While exact numbers are difficult to find, we know that too many Americans lack good, comprehensive health insurance, and that far too many health insurance policies fail to provide coverage for infertility treatments.
The purpose of health insurance is to allow patients to get care when they are sick. Yet for some reason, too many insurance companies and the employers who purchase employee health insurance coverage feel they can exclude coverage for the disease of infertility.
I hear over and over again from my colleagues in the American Society for Reproductive Medicine (ASRM) how frustrating it is to see patients, diagnose their infertility, and recommend treatment, only then to discover that they don’t have insurance coverage. Some patients are able to save or borrow so they can afford their care; many, however, are forced to forgo care and give up their dreams of having children.

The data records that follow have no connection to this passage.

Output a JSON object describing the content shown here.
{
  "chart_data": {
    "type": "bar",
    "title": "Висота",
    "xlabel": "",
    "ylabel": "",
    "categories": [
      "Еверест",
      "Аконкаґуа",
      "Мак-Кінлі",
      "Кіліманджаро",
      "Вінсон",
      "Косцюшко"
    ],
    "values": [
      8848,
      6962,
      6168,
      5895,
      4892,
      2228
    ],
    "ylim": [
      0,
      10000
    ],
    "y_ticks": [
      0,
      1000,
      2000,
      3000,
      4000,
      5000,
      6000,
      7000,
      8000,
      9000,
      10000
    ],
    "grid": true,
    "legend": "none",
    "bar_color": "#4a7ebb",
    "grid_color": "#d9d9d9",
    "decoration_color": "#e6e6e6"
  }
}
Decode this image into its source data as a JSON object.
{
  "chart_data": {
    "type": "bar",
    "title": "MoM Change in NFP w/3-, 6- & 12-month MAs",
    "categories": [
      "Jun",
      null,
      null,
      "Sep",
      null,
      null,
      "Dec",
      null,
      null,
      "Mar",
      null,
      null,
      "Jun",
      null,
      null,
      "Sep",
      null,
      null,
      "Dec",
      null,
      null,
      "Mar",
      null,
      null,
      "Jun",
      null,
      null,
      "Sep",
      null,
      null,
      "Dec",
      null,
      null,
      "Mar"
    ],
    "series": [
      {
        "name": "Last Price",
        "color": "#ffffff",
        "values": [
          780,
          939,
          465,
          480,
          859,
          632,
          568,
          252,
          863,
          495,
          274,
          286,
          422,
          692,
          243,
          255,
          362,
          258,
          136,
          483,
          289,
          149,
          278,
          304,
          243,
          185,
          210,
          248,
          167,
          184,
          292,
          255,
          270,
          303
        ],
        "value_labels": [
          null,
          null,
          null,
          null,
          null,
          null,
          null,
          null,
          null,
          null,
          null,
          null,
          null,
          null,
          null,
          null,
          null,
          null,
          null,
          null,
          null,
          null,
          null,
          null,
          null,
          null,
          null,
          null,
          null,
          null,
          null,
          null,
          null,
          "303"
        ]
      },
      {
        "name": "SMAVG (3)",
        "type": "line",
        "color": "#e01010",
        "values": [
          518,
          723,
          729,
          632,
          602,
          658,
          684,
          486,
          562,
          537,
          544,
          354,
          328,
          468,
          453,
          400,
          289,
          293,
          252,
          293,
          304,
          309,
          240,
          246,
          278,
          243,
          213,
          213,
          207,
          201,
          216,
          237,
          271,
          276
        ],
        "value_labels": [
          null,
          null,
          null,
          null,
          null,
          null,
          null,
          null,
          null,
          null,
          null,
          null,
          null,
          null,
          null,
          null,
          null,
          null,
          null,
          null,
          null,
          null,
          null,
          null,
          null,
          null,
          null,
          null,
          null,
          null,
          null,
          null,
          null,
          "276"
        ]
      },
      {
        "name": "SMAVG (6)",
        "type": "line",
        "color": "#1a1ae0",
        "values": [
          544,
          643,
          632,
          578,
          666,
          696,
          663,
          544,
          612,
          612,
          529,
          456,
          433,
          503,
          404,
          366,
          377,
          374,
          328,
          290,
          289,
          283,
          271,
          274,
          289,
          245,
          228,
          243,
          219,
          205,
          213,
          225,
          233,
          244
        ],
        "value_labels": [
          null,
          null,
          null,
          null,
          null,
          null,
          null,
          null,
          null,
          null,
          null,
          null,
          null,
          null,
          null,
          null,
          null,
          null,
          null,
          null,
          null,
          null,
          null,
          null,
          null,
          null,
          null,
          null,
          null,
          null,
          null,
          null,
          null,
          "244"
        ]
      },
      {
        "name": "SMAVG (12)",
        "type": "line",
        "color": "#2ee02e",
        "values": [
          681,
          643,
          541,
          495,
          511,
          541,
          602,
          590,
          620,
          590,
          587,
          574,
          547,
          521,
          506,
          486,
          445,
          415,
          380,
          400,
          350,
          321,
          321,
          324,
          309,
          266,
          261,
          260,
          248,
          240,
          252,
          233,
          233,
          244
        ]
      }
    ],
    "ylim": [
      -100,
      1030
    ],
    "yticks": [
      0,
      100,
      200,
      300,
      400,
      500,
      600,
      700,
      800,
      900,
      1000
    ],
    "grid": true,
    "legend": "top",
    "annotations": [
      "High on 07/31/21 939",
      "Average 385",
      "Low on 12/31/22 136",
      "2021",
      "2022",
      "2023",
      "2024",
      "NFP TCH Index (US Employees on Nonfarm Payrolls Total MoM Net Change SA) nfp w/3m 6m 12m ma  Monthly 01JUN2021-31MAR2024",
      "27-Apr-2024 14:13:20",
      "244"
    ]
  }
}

Changing the insurance landscape
Working with our colleagues around the country, ASRM has been pursuing laws in those states that will require insurance plans to include infertility coverage. This year alone, we already have strong efforts underway in Colorado, Washington, and California. In the last few years, New York, Delaware, and New Jersey have passed laws requiring coverage. But even now, only 17 states have any laws relating to infertility care coverage, and many are not sufficiently comprehensive to be helpful to patients.
I urge everyone to join us in the effort to ensure that every American who needs fertility assistance has access to the first-class medical care ASRM members provide. Find out if your state has a law requiring coverage. If it does not, contact your state legislator and demand it. Even better, contact your member of Congress and ask that insurance discrimination against those with infertility be stopped. Together, we can make this happen.